国文学の最初の形としての律文は、物語の地の部分と、そこにさしはさまれる抒情的な部分とからなっていたが、その抒情的な部分が次第に和歌という形で独立してきた、というのが折口の基本的な捉え方である。折口によれば、この和歌も又ある程度の変遷をたどったのだが、その変遷のおおまかな歩みは、万葉集を読むことによって知られるという。

和歌のもっとも古い形は、折口が大歌と呼ぶものである。大歌というのは、長い律文としての叙事詩のなかから、人々の興味を惹く部分を独立させて歌ったもので、抒情的な要素が込められている。この大歌が世間の好評を博し、人々からいっそう求められるようになると。もっぱら大歌ばかりを歌う大歌謡いというものが現れて来る。そしてこの大歌謡いが宮殿の祭事にも行われるようになると、大歌としての一層独自の発展をとげるようにもなり、そこから多彩な和歌の表現なども生まれて来る。

よく言われるように、恋愛が和歌の主要な材料だったとはいえない。恋愛が和歌の主要な材料になるのは、ずっと後のことで、最初の頃の和歌つまり大歌は、英雄の事績とかその死について歌うものが多かったことは、万葉集の古い歌からも察せられる。とりわけ英雄の死を歌う挽歌は、和歌にとっての重要な部分を占めた。その和歌は、おそらく第三者たる語り部によって歌われた。柿本人麻呂も又そうした語り部の一人だったのだろうと折口は推測している。
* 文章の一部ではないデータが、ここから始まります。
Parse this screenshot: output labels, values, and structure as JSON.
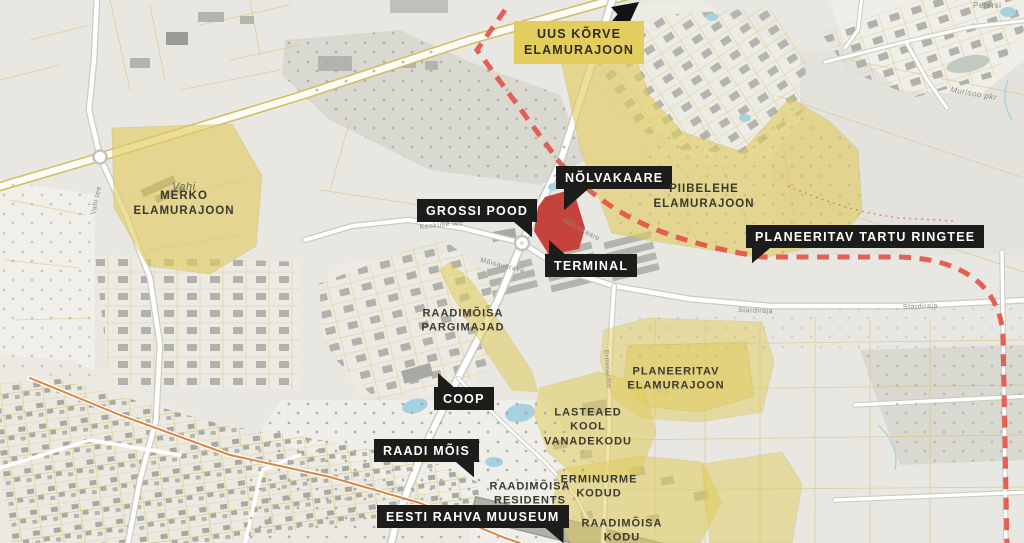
{
  "colors": {
    "highlight_yellow": "#e2cd5e",
    "development_red": "#c5433b",
    "ringroad_dash_red": "#e3544a",
    "label_box_black": "#1c1c1a",
    "label_text_white": "#ffffff",
    "map_label_dark": "#3a392f",
    "water_blue": "#a5d2e0",
    "orange_road": "#dd8342"
  },
  "callout_labels": [
    {
      "id": "uus-korve",
      "lines": [
        "UUS KÕRVE",
        "ELAMURAJOON"
      ],
      "style": "yellow-box"
    },
    {
      "id": "nolvakaare",
      "text": "NÕLVAKAARE",
      "style": "black-box"
    },
    {
      "id": "grossi-pood",
      "text": "GROSSI POOD",
      "style": "black-box"
    },
    {
      "id": "terminal",
      "text": "TERMINAL",
      "style": "black-box"
    },
    {
      "id": "tartu-ringtee",
      "text": "PLANEERITAV TARTU RINGTEE",
      "style": "black-box"
    },
    {
      "id": "coop",
      "text": "COOP",
      "style": "black-box"
    },
    {
      "id": "raadi-mois",
      "text": "RAADI MÕIS",
      "style": "black-box"
    },
    {
      "id": "eesti-rahva-muuseum",
      "text": "EESTI RAHVA MUUSEUM",
      "style": "black-box"
    }
  ],
  "area_labels": [
    {
      "id": "merko",
      "lines": [
        "MERKO",
        "ELAMURAJOON"
      ]
    },
    {
      "id": "piibelehe",
      "lines": [
        "PIIBELEHE",
        "ELAMURAJOON"
      ]
    },
    {
      "id": "raadimoisa-pargimajad",
      "lines": [
        "RAADIMÕISA",
        "PARGIMAJAD"
      ]
    },
    {
      "id": "planeeritav-elamurajoon",
      "lines": [
        "PLANEERITAV",
        "ELAMURAJOON"
      ]
    },
    {
      "id": "lasteaed-kool-vanadekodu",
      "lines": [
        "LASTEAED",
        "KOOL",
        "VANADEKODU"
      ]
    },
    {
      "id": "erminurme-kodud",
      "lines": [
        "ERMINURME",
        "KODUD"
      ]
    },
    {
      "id": "raadimoisa-residents",
      "lines": [
        "RAADIMÕISA",
        "RESIDENTS"
      ]
    },
    {
      "id": "raadimoisa-kodu",
      "lines": [
        "RAADIMÕISA",
        "KODU"
      ]
    }
  ],
  "street_labels": [
    "Vahi tee",
    "Keskuse tee",
    "Nõlvakaare",
    "Mõisavärava",
    "Stardiraja",
    "Stardiraja",
    "Erminurme",
    "Petersi",
    "Murisoo pkr"
  ],
  "place_labels": [
    "Vahi"
  ]
}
そのことは、彼の歌に挽歌が多いことからも推測される。

いずれにせよ、この大歌から短い歌の形が生まれ、そこから短歌が成立してくるというのが折口の見方である。短い歌形のなかで旋頭歌だけは違う道筋をとっているようで、それは大歌の圧縮というよりは、神と人間とのやりとりを歌った掛け合いの歌から始まったのだろう。かけあいの歌とは、神が語り掛け、それに人が答えるというもので、これが旋頭歌に発展した。歌垣というのも、この神と人とのかけあいに起源を有しているのであり、よくいわれるような、性の解放という要素は付随的なものに過ぎない。

和歌発展の歴史における柿本人麻呂の意義は巨大である。かれは職業的な語り部として儀式的な歌を歌っていたそれまでの和歌の段階から、歌人の個人的な思いを抒情的に歌うように変わったその変わり目にいる。かれが登場したことによって、和歌は宮廷の儀式を始めとした公的な出来事をことほいだり悲しんだりする段階から、歌人の人間的な感情を歌う個人的な色彩のものへと大きく転換したのである。

人麻呂を含めて、歌人たちの歌い方にはある特徴があった。それは自分の感情をあえてコントロールしないで、感情が湧き出て来るままに放縦に歌い上げるというものである。だから歌人が歌い出したその瞬間には、その歌がとのような形に納まるか、当の歌人にも見えていない。かれはまず最初の言葉を発する。そしてその言葉の力に導かれるように次の言葉を継いでゆく。いわば成り行き任せで歌っているわけであり、これを言い換えれば、考えてから書くのではなく、書きながら考えるということになる。そのことを折口は「でたらめに」書くといっているが、別にでたらめなわけではなく、感情のある種のコントロール方式といってもよい。

書きながら考え、考えながら書くというスタイルは、日本の文学者にはいまでも根強く見られる傾向で、たとえば村上春樹なども、自分は書きながら考えるタイプなので、小説の進行はその時の勢いに左右され、それが最終的にどのようなものになるのか、書き終わるまではわからないと言っている。

こうした執筆態度は文学者にとどまらず日本の色々な分野の物書きに強く見られるものである。その典型は南方熊楠であって、その文章は書き進むに従ってあらゆる方向へと脱線してゆく。これは文章の進行を、その場の雰囲気でなりゆきまかせにしていることからくるもので、そういう点では、柿本人麻呂の謡い方と非常に似ているのである。そういう意味で柿本人麻呂は、和歌の歴史にとってはもちろん、日本人の思考の進め方にとっても重要な意義を有している存在だと言える。人麻呂は日本的な思考を、すでに古代において、典型的に示していたのである。

もっともこの最後の部分は、折口信夫本人が主張したことではない。